Pese a que aborrezco la rigidez de la vida social japonesa, he aprendido a apreciar ciertos rituales que la componen. Uno de ellos es la planeación anticipada de encuentros.
Japón es un país pionero en tecnología, pero existe cierto apego inexplicable hacia lo análogo. Los gráficos computarizados son impecables, pero los programas de televisión usan modelos de cartulina e icopor para ilustrar la información que presentan. Así pues, pese a que todos los teléfonos celulares traen calendario y alarmas, la agenda de papel es una posesión imprescindible.
Hacia el final de cada encuentro, las partes que hasta entonces venían llenando vaso tras vaso de té se inclinan hacia un lado y esculcan el fondo de sus carteras. Entonces se concentran en sus respectivas libretas y llevan a cabo un ping-pong de disponibilidad.
—¿Qué tal la próxima semana?
—La próxima semana me queda un poco difícil. ¿La siguiente está bien?
—¿Qué día?
—¿El lunes?
—Hm, el lunes estoy ocupada. ¿El miércoles?
—¿Miércoles por la noche?
—Sí.
—Sí, tengo tiempo.
—¿No hay problema?
—No.
—¿Segura?
—Segura.
Entonces la visita se da por terminada y las partes no establecen comunicación alguna sino hasta la siguiente cita, a no ser que hayan quedado de discutir algún otro detalle por mensajes de texto. La excepción son las buenas amistades, que según me dicen, se envían mensajes en una continua y lenta conversación. Creo que Alicia intentó eso conmigo cuando estudiábamos alemán juntas, pero en ese entonces yo no entendía las curiosas dinámicas de la amistad japonesa y di por terminadas muchas charlas escritas. Finalmente dejé de estudiar alemán y se acabaron las excusas para decirnos algo que no fuera “hola”.
Algunas personas me dicen que no es tan difícil hacerse amigo de los japoneses, que en estadías cortas se han hecho a un corrillo de curiosos sonrientes con los que han compartido ratos agradables. Sin embargo, vale la pena anotar que la actitud de la mayoría cambia en cuanto se enteran que uno no vino acá de intercambio sino para quedarse un buen rato (por “un buen rato” me refiero a más de un año). Entonces, tarde o temprano, la novedad se acaba y la sonrisa de bienvenida se desgasta. Habiéndose agotado el repertorio de preguntas estándar para extranjeros, la relación se erosiona y muere.
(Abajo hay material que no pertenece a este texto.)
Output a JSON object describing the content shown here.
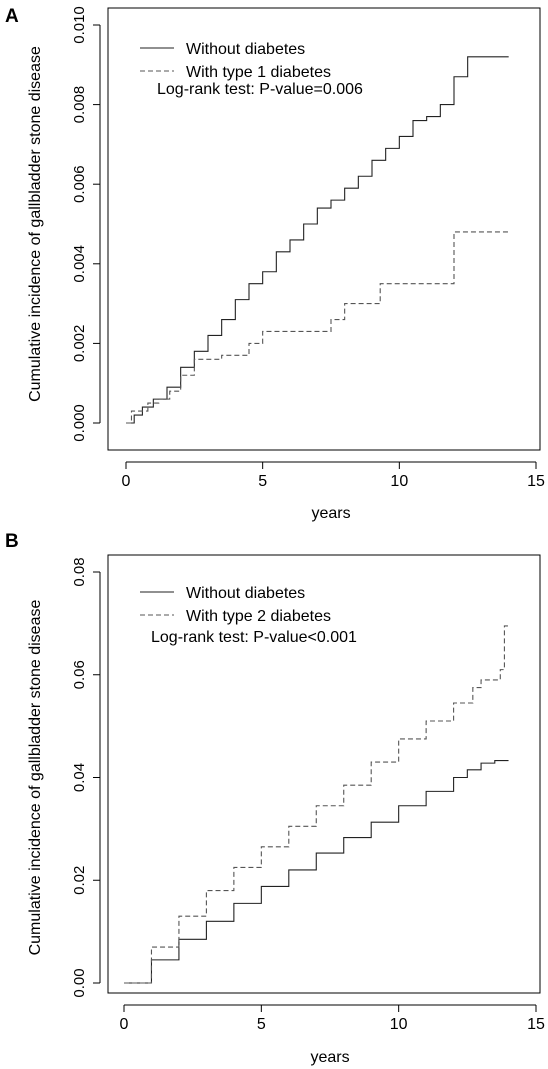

En parte no los culpo: en una sociedad donde el respeto excesivo de los límites personales ha erigido auténticas fortalezas alrededor de cada uno, establecer un vínculo amistoso es toda una proeza, aún entre ellos. La espontaneidad no existe, quedando en su reemplazo una estela de excusas tras cada reunión. No obstante, sigue irritándome que por tener uno las piernas más largas y los ojos más redondos merezca uno un trato completamente distinto. A más de uno le he escuchado eso de “no saber cómo hablarles a los extranjeros” como excusa para excluirlo a uno de toda interacción posible. Como si todos fuéramos a reaccionar igual, con nuestros tentáculos asesinos que no perdonan las intrusiones incorrectas. Nos imitan con su pelo ondulado a la fuerza y los ojos redondos de sus personajes, pero el día que se topan con nosotros frente a frente hacen corto circuito. Empero, pese a todo, no me rindo.
Probablemente el aprecio que le tengo a este ritual pese a que destila acartonamiento se debe simplemente a que presenciar la apertura de aquel librillo significa que quien tengo al frente pretende volver a verme. Armada de una cuchara y mis uñas abro agujeros en las paredes. Al otro lado una persona me sonríe, y es uno de esos rarísimos casos en los que puedo estar segura de que la sonrisa es sincera.